Venerable is probably the most polite way to describe the particular customer management software in use by the company. Made popular in the days of DOS and ported to Windows, the application was not in the least bit ready for the coming mobile age. Unfortunately, it was well entrenched throughout the company, with everyone from engineering to the accounting folks feeding in their particular bits of customer data into the software. The mobility conversation quickly changed from one of how to un-tether sales from their laptops to one of how to make a single application work on these mobile devices. My task went from choosing the best mobile platform for the company to scouring the Internet for third party hacks and evaluating alternative CRM solutions. Unfortunately, the costs of migrating literally decades of data, as well as training most of the company on a new CRM solution, were just too high to justify.

Ultimately, to use a term coined by NASA about the ill-fated Apollo 13 mission, this particular mobility project was a "successful failure."  While not able to get to the nirvana of a mobile CRM solution, the sales team members still embraced the functionality they did get from their smartphones and happily traded some extra effort in the office for the productivity gains they gained while on the road.

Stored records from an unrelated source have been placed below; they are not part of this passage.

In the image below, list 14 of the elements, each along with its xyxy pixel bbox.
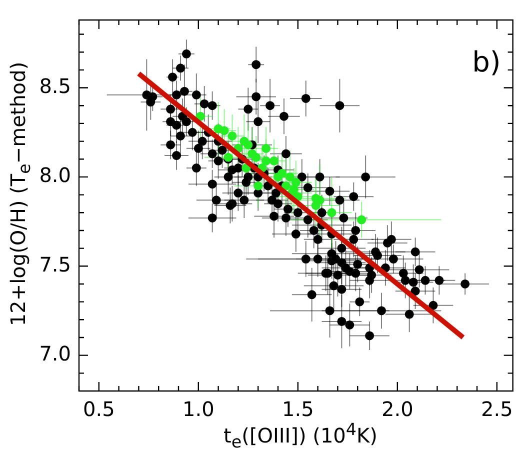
y-tick-label: 8.5 [39,74,71,98]
x-axis-title: t$_{e}$([OIII]) (10$^{4}$K) [222,420,378,452]
point [196,112,205,121]
x-tick-label: 1.0 [182,397,214,422]
point [220,126,229,136]
annotation: b) [472,45,501,78]
x-tick-label: 2.5 [481,397,513,422]
y-tick-label: 8.0 [39,163,71,188]
x-tick-label: 2.0 [382,397,414,422]
point [357,215,366,224]
x-tick-label: 0.5 [82,397,115,422]
y-tick-label: 7.0 [39,342,71,366]
y-tick-label: 7.5 [39,252,71,276]
x-tick-label: 1.5 [282,397,314,422]
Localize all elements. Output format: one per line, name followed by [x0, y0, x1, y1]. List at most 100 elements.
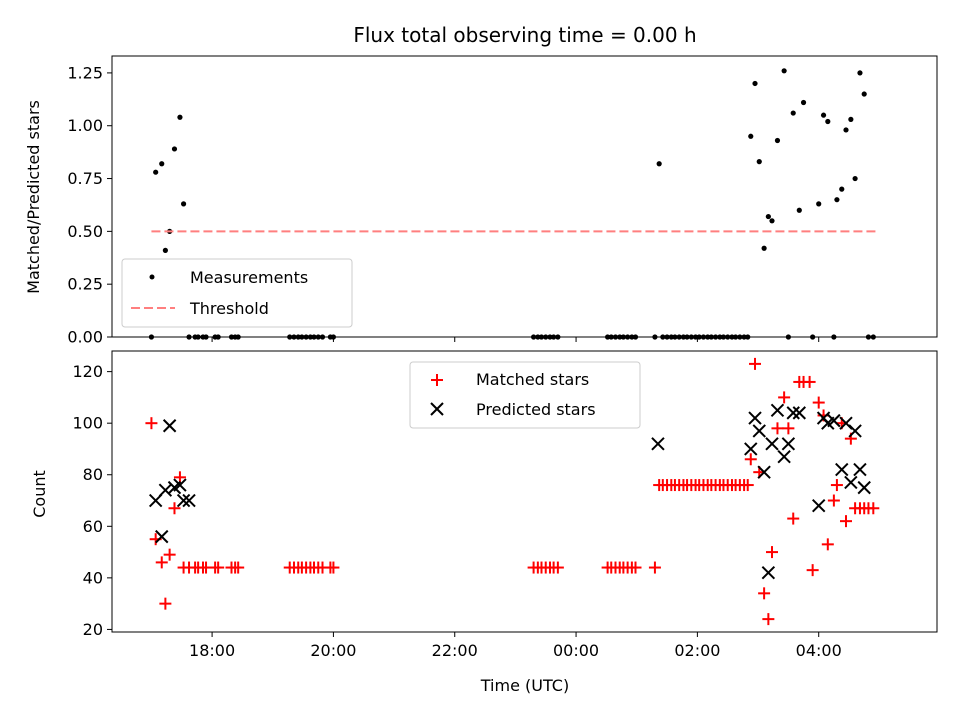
predicted-star-point [651, 437, 665, 451]
top-x-ticks [211, 337, 820, 342]
matched-star-point [159, 597, 172, 610]
bottom-y-ticks: 20 40 60 80 100 120 [72, 362, 112, 639]
measurement-point [535, 334, 541, 340]
bottom-data-marks [145, 357, 880, 626]
measurement-point [761, 245, 767, 251]
legend-measurements-label: Measurements [190, 268, 308, 287]
measurement-point [684, 334, 690, 340]
measurement-point [664, 334, 670, 340]
measurement-point [796, 207, 802, 213]
measurement-point [162, 247, 168, 253]
predicted-star-point [162, 419, 177, 433]
predicted-star-point [173, 478, 187, 492]
measurement-point [605, 334, 611, 340]
predicted-star-point [752, 424, 766, 438]
measurement-point [555, 334, 561, 340]
measurement-point [608, 334, 614, 340]
matched-star-point [827, 494, 840, 507]
measurement-point [291, 334, 297, 340]
matched-star-point [782, 422, 795, 435]
measurement-point [543, 334, 549, 340]
matched-star-point [867, 502, 880, 515]
top-y-tick-label: 0.00 [67, 328, 103, 347]
matched-star-point [803, 375, 816, 388]
matched-star-point [821, 538, 834, 551]
measurement-point [530, 334, 537, 340]
measurement-point [848, 116, 854, 122]
measurement-point [303, 334, 309, 340]
measurement-point [729, 334, 735, 340]
measurement-point [311, 334, 317, 340]
measurement-point [737, 334, 743, 340]
top-panel: 0.00 0.25 0.50 0.75 1.00 1.25 Matched/Predict… [24, 55, 938, 347]
measurement-point [725, 334, 731, 340]
predicted-star-point [781, 437, 796, 451]
predicted-star-point [777, 449, 791, 464]
measurement-point [705, 334, 711, 340]
matched-star-point [163, 548, 176, 561]
measurement-point [733, 334, 739, 340]
legend-measurements-marker [149, 274, 155, 280]
measurement-point [620, 334, 626, 340]
top-legend: Measurements Threshold [121, 258, 353, 328]
matched-star-point [629, 561, 642, 574]
measurement-point [186, 334, 192, 340]
predicted-star-point [182, 493, 196, 508]
measurement-point [617, 334, 623, 340]
matched-star-point [232, 561, 245, 574]
top-axes-frame [111, 55, 938, 338]
top-y-tick-label: 0.75 [67, 169, 103, 188]
matched-star-point [155, 556, 168, 569]
measurement-point [319, 334, 326, 340]
measurement-point [852, 175, 858, 182]
measurement-point [717, 334, 723, 340]
bottom-legend: Matched stars Predicted stars [409, 361, 641, 429]
measurement-point [861, 91, 867, 97]
measurement-point [748, 133, 754, 139]
matched-star-point [648, 561, 661, 574]
measurement-point [612, 334, 619, 340]
measurement-point [810, 334, 816, 340]
predicted-star-point [158, 483, 173, 497]
x-tick-label: 02:00 [674, 641, 720, 660]
measurement-point [696, 334, 702, 340]
predicted-star-point [765, 437, 779, 451]
bottom-y-tick-label: 80 [83, 465, 103, 484]
matched-star-point [806, 564, 819, 577]
measurement-point [180, 201, 187, 207]
measurement-point [870, 334, 876, 340]
measurement-point [781, 68, 787, 74]
measurement-point [700, 334, 707, 340]
legend-matched-marker [431, 374, 443, 386]
measurement-point [215, 334, 221, 340]
measurement-point [816, 201, 822, 207]
predicted-star-point [857, 480, 871, 495]
measurement-point [660, 334, 666, 340]
measurement-point [745, 334, 751, 340]
measurement-point [315, 334, 321, 340]
legend-predicted-label: Predicted stars [476, 400, 596, 419]
matched-star-point [212, 561, 225, 574]
bottom-legend-box [409, 361, 641, 429]
measurement-point [790, 110, 796, 116]
top-chart-title: Flux total observing time = 0.00 h [353, 23, 696, 47]
legend-predicted-marker [430, 402, 444, 416]
predicted-star-point [812, 498, 826, 513]
matched-star-point [758, 587, 771, 600]
predicted-star-point [844, 475, 858, 490]
measurement-point [820, 112, 827, 118]
predicted-star-point [148, 493, 163, 508]
x-tick-label: 18:00 [189, 641, 235, 660]
legend-threshold-label: Threshold [189, 299, 269, 318]
measurement-point [756, 159, 762, 165]
measurement-point [680, 334, 687, 340]
measurement-point [857, 70, 863, 76]
legend-matched-label: Matched stars [476, 370, 589, 389]
top-y-ticks: 0.00 0.25 0.50 0.75 1.00 1.25 [67, 63, 112, 347]
predicted-star-point [176, 493, 191, 508]
matched-star-point [551, 561, 564, 574]
top-data-marks [148, 68, 880, 340]
matched-star-point [744, 453, 757, 466]
x-tick-label: 20:00 [310, 641, 356, 660]
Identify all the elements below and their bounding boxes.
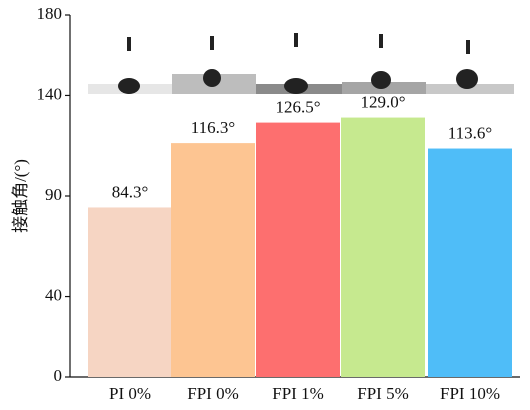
value-label: 116.3° <box>191 118 235 137</box>
y-axis-label: 接触角/(°) <box>11 159 30 233</box>
y-tick-label: 0 <box>54 366 63 385</box>
value-label: 113.6° <box>448 123 492 142</box>
x-tick-label: PI 0% <box>109 384 151 403</box>
x-tick-label: FPI 10% <box>440 384 500 403</box>
bar <box>88 207 172 377</box>
bar <box>256 123 340 377</box>
value-label: 126.5° <box>275 98 320 117</box>
bar <box>171 143 255 377</box>
y-tick-label: 140 <box>37 84 63 103</box>
value-label: 129.0° <box>360 92 405 111</box>
y-tick-label: 90 <box>45 185 62 204</box>
value-label: 84.3° <box>112 182 149 201</box>
x-tick-label: FPI 1% <box>272 384 323 403</box>
bar <box>428 149 512 377</box>
y-tick-label: 40 <box>45 285 62 304</box>
x-tick-label: FPI 0% <box>187 384 238 403</box>
x-tick-label: FPI 5% <box>357 384 408 403</box>
bar <box>341 118 425 377</box>
chart: 接触角/(°) 0 40 90 140 180 PI 0% 84.3° FPI 0% 116.3… <box>0 0 530 410</box>
y-tick-label: 180 <box>37 4 63 23</box>
droplet-images <box>88 33 514 94</box>
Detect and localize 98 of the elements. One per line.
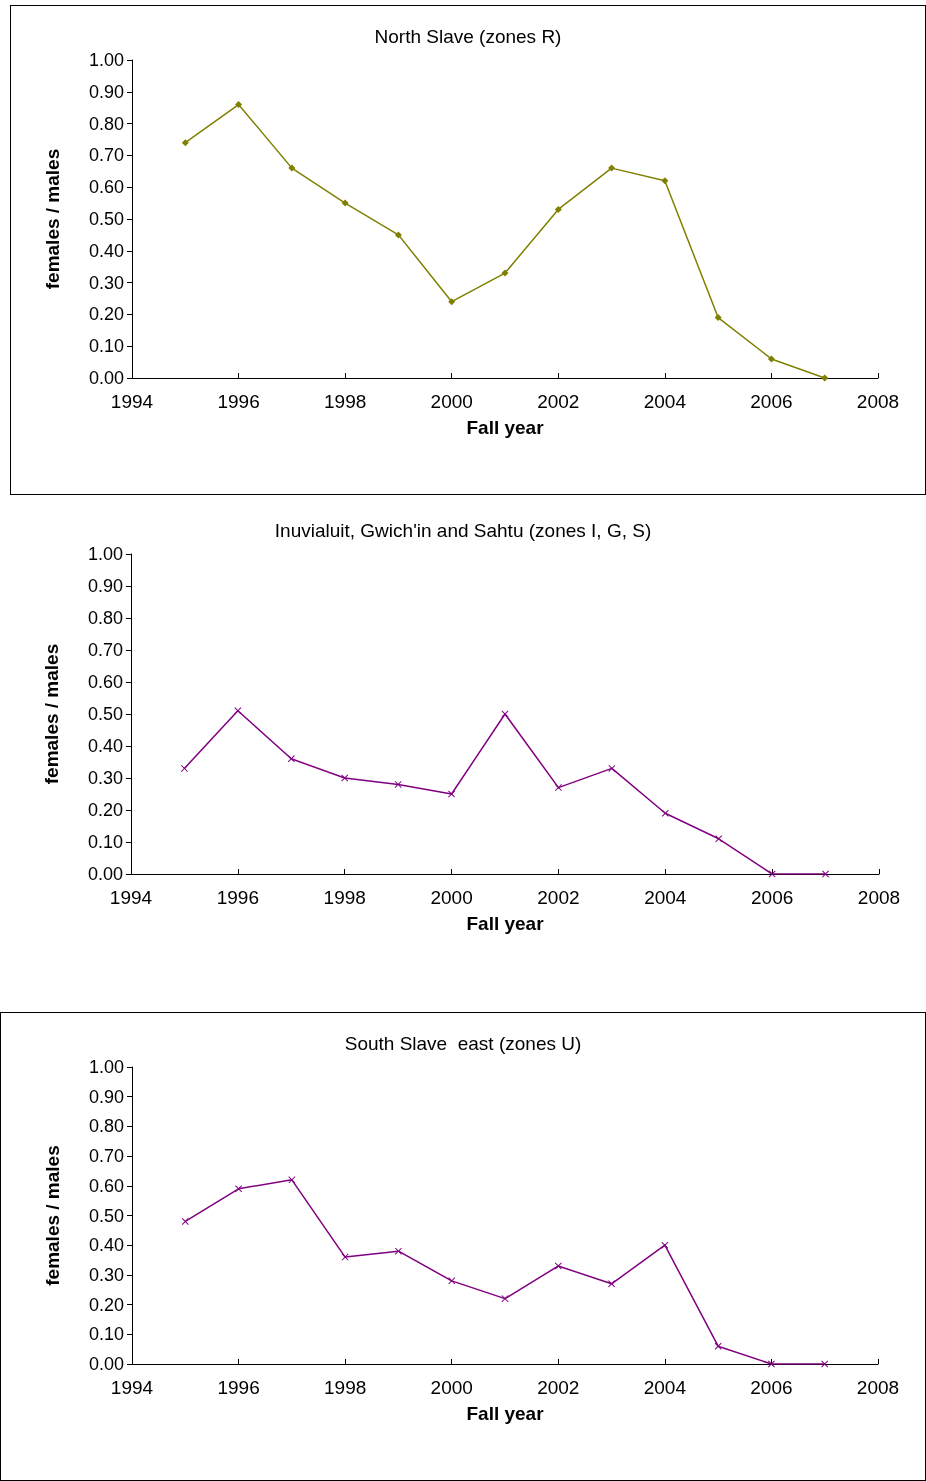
y-tick-label: 0.80 [88,113,124,134]
y-tick-label: 0.90 [87,576,123,596]
y-axis-title: females / males [42,148,63,290]
point [394,780,402,788]
point [501,1295,509,1303]
y-tick-label: 0.10 [87,832,123,852]
point [235,1185,243,1193]
point [821,374,829,382]
point [234,707,242,715]
point [288,164,296,172]
x-tick-label: 2006 [750,1377,793,1398]
point [341,774,349,782]
point [661,1241,669,1249]
y-tick-label: 0.90 [88,81,124,102]
x-tick-label: 2004 [643,1377,687,1398]
y-tick-label: 0.30 [87,768,123,788]
x-tick-label: 2008 [856,391,900,412]
point [821,1360,829,1368]
point [287,755,295,763]
x-tick-label: 2006 [751,887,794,908]
y-tick-label: 1.00 [87,544,123,564]
point [715,835,723,843]
x-axis-title: Fall year [466,1403,545,1424]
x-tick-label: 1994 [110,391,154,412]
chart-title: Inuvialuit, Gwich'in and Sahtu (zones I, G, S) [274,520,652,541]
y-tick-label: 0.90 [88,1086,124,1107]
x-tick-label: 2000 [430,1377,473,1398]
point [394,231,402,239]
y-axis-title: females / males [41,643,62,785]
y-tick-label: 0.50 [88,1205,124,1226]
y-tick-label: 0.30 [88,1264,124,1285]
y-tick-label: 0.50 [87,704,123,724]
y-tick-label: 0.20 [88,1294,124,1315]
x-tick-label: 1994 [109,887,153,908]
y-tick-label: 0.00 [88,368,124,388]
point [288,1176,296,1184]
x-tick-label: 2008 [857,887,901,908]
point [181,139,189,147]
point [608,164,616,172]
x-tick-label: 1996 [217,1377,260,1398]
y-tick-label: 1.00 [88,1057,124,1077]
x-tick-label: 2004 [644,887,687,908]
y-tick-label: 1.00 [88,50,124,70]
point [394,1247,402,1255]
y-tick-label: 0.70 [88,145,124,166]
chart-title: North Slave (zones R) [374,26,562,47]
x-tick-label: 2004 [643,391,687,412]
point [448,1277,456,1285]
x-tick-label: 2006 [750,391,793,412]
point [554,205,562,213]
x-tick-label: 2000 [430,887,473,908]
y-tick-label: 0.40 [87,736,123,756]
y-tick-label: 0.50 [88,209,124,229]
y-tick-label: 0.40 [88,240,124,261]
point [341,199,349,207]
x-tick-label: 2002 [537,1377,580,1398]
y-tick-label: 0.60 [88,1175,124,1196]
y-tick-label: 0.10 [88,336,124,357]
y-tick-label: 0.80 [88,1116,124,1137]
point [448,298,456,306]
point [661,809,669,817]
x-tick-label: 2002 [537,391,580,412]
point [501,269,509,277]
point [235,101,243,109]
y-tick-label: 0.70 [88,1146,124,1167]
y-tick-label: 0.20 [87,800,123,820]
y-tick-label: 0.60 [88,177,124,198]
y-tick-label: 0.30 [88,272,124,293]
point [554,1262,562,1270]
y-tick-label: 0.60 [87,672,123,692]
x-tick-label: 1998 [323,887,366,908]
y-tick-label: 0.20 [88,304,124,325]
x-tick-label: 1998 [324,1377,367,1398]
x-tick-label: 1994 [110,1377,154,1398]
y-tick-label: 0.00 [88,1354,124,1374]
x-tick-label: 1998 [324,391,367,412]
x-tick-label: 2008 [856,1377,900,1398]
y-tick-label: 0.10 [88,1324,124,1345]
point [608,764,616,772]
x-tick-label: 1996 [217,391,260,412]
point [767,355,775,363]
x-axis-title: Fall year [466,417,545,438]
point [661,177,669,185]
y-tick-label: 0.80 [87,608,123,628]
point [608,1280,616,1288]
chart-title: South Slave east (zones U) [344,1033,582,1054]
x-tick-label: 2000 [430,391,473,412]
point [448,790,456,798]
x-tick-label: 2002 [537,887,580,908]
x-axis-title: Fall year [466,913,545,934]
y-tick-label: 0.40 [88,1235,124,1256]
y-axis-title: females / males [42,1145,63,1286]
point [822,870,830,878]
point [714,314,722,322]
point [767,1360,775,1368]
y-tick-label: 0.70 [87,640,123,660]
y-tick-label: 0.00 [87,864,123,884]
x-tick-label: 1996 [216,887,259,908]
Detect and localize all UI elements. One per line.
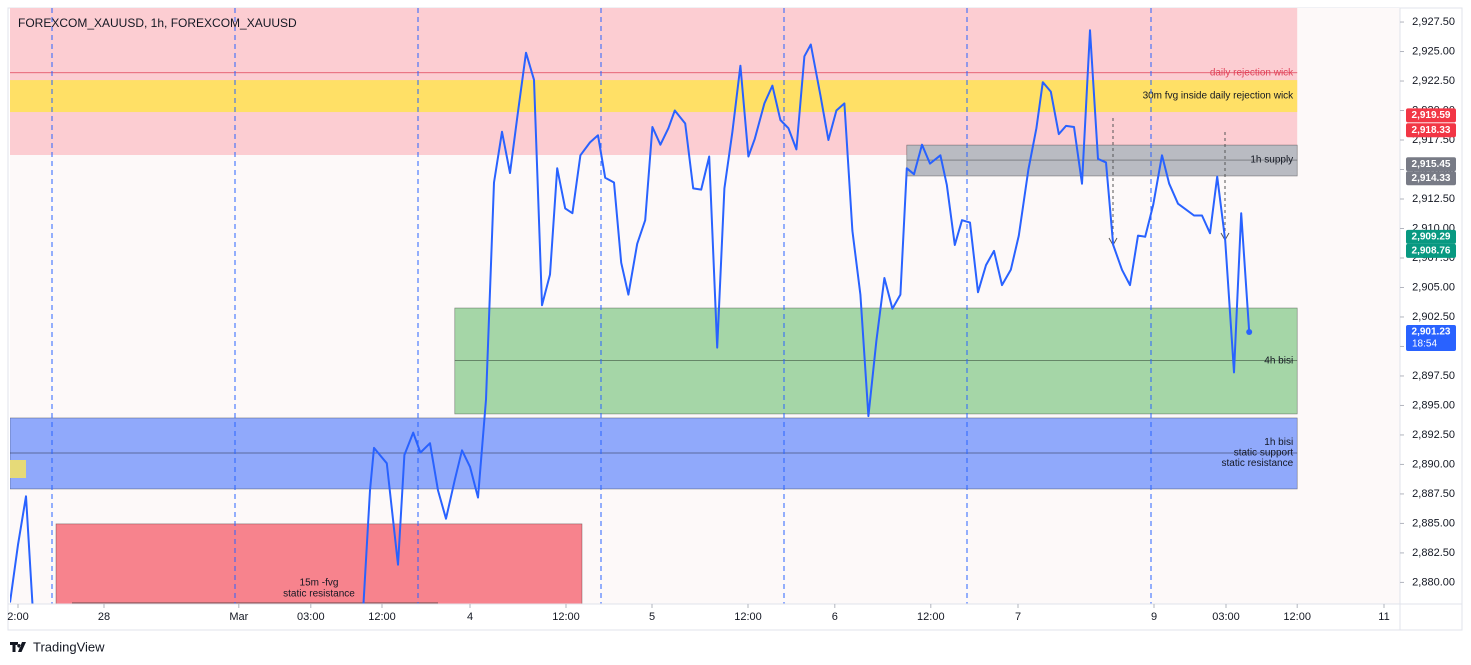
y-tick-label: 2,880.00 [1412,576,1455,588]
logo: TradingView [10,639,105,654]
zone-label: 30m fvg inside daily rejection wick [1143,91,1295,102]
y-tick-label: 2,912.50 [1412,193,1455,205]
zone-label: static support [1234,448,1294,459]
price-tag-label: 2,915.45 [1412,159,1451,170]
x-tick-label: 12:00 [734,611,762,623]
zone [10,417,1298,490]
zone [55,523,583,604]
level-label: daily rejection wick [1210,67,1294,78]
y-tick-label: 2,925.00 [1412,45,1455,57]
x-tick-label: 5 [649,611,655,623]
x-tick-label: 03:00 [297,611,325,623]
y-tick-label: 2,885.00 [1412,517,1455,529]
y-tick-label: 2,890.00 [1412,458,1455,470]
y-tick-label: 2,897.50 [1412,370,1455,382]
y-tick-label: 2,895.00 [1412,399,1455,411]
x-tick-label: 7 [1015,611,1021,623]
price-tag-label: 2,914.33 [1412,173,1451,184]
price-line [10,29,1251,604]
zone-label: 4h bisi [1264,355,1293,366]
x-tick-label: 03:00 [1212,611,1240,623]
last-point [1246,328,1253,335]
price-tag [1406,123,1456,138]
logo-mark [10,642,26,652]
price-tag [1406,243,1456,258]
zone-label: 15m -fvg [300,578,339,589]
x-tick-label: 2:00 [7,611,28,623]
zone-label: 1h supply [1250,155,1293,166]
price-tag-label: 2,909.29 [1412,232,1451,243]
zone-label: 1h bisi [1264,437,1293,448]
price-tag-label: 2,908.76 [1412,246,1451,257]
price-tag [1406,324,1456,351]
axes: 2,927.502,925.002,922.502,920.002,917.50… [7,16,1456,623]
price-tag-label: 2,918.33 [1412,125,1451,136]
x-tick-label: 11 [1378,611,1389,623]
y-tick-label: 2,927.50 [1412,16,1455,28]
y-tick-label: 2,922.50 [1412,75,1455,87]
price-tag [1406,229,1456,244]
y-tick-label: 2,902.50 [1412,311,1455,323]
price-tag-label: 2,901.23 [1412,327,1451,338]
price-tag [1406,157,1456,172]
series [10,29,1253,604]
price-tag-label: 2,919.59 [1412,110,1451,121]
zone [10,80,1298,113]
x-tick-label: 9 [1151,611,1157,623]
y-tick-label: 2,887.50 [1412,488,1455,500]
x-tick-label: 12:00 [1283,611,1311,623]
y-tick-label: 2,882.50 [1412,547,1455,559]
x-tick-label: 6 [832,611,838,623]
x-tick-label: Mar [229,611,248,623]
price-tag [1406,171,1456,186]
x-tick-label: 12:00 [368,611,396,623]
zone [454,307,1298,415]
x-tick-label: 28 [98,611,110,623]
y-tick-label: 2,905.00 [1412,281,1455,293]
zones: 30m fvg inside daily rejection wick 1h su… [10,8,1298,604]
countdown: 18:54 [1412,339,1437,350]
x-tick-label: 4 [467,611,473,623]
x-tick-label: 12:00 [917,611,945,623]
session-breaks [51,8,1152,604]
x-tick-label: 12:00 [552,611,580,623]
marker-box [10,460,26,478]
y-tick-label: 2,892.50 [1412,429,1455,441]
zone-label: static resistance [283,589,355,600]
price-tag [1406,108,1456,123]
brand: TradingView [33,639,105,654]
zone-label: static resistance [1221,458,1293,469]
chart-title: FOREXCOM_XAUUSD, 1h, FOREXCOM_XAUUSD [18,16,297,30]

The moral of the story, of course, is that enterprise mobility is about more than dealing with the mobile platform, devices and carriers.  Every enterprise has critical applications that need to be addressed when mobilizing the workforce.  The focus should be on how to securely get the user access to the data they need, no matter where in the world they are. Identifying these sacred cows within the organization and effectively taking an application-aware approach to enterprise mobility will not only enhance the end-user experience, but will cast IT as taking a proactive stance on improving the productivity of the entire company through its services.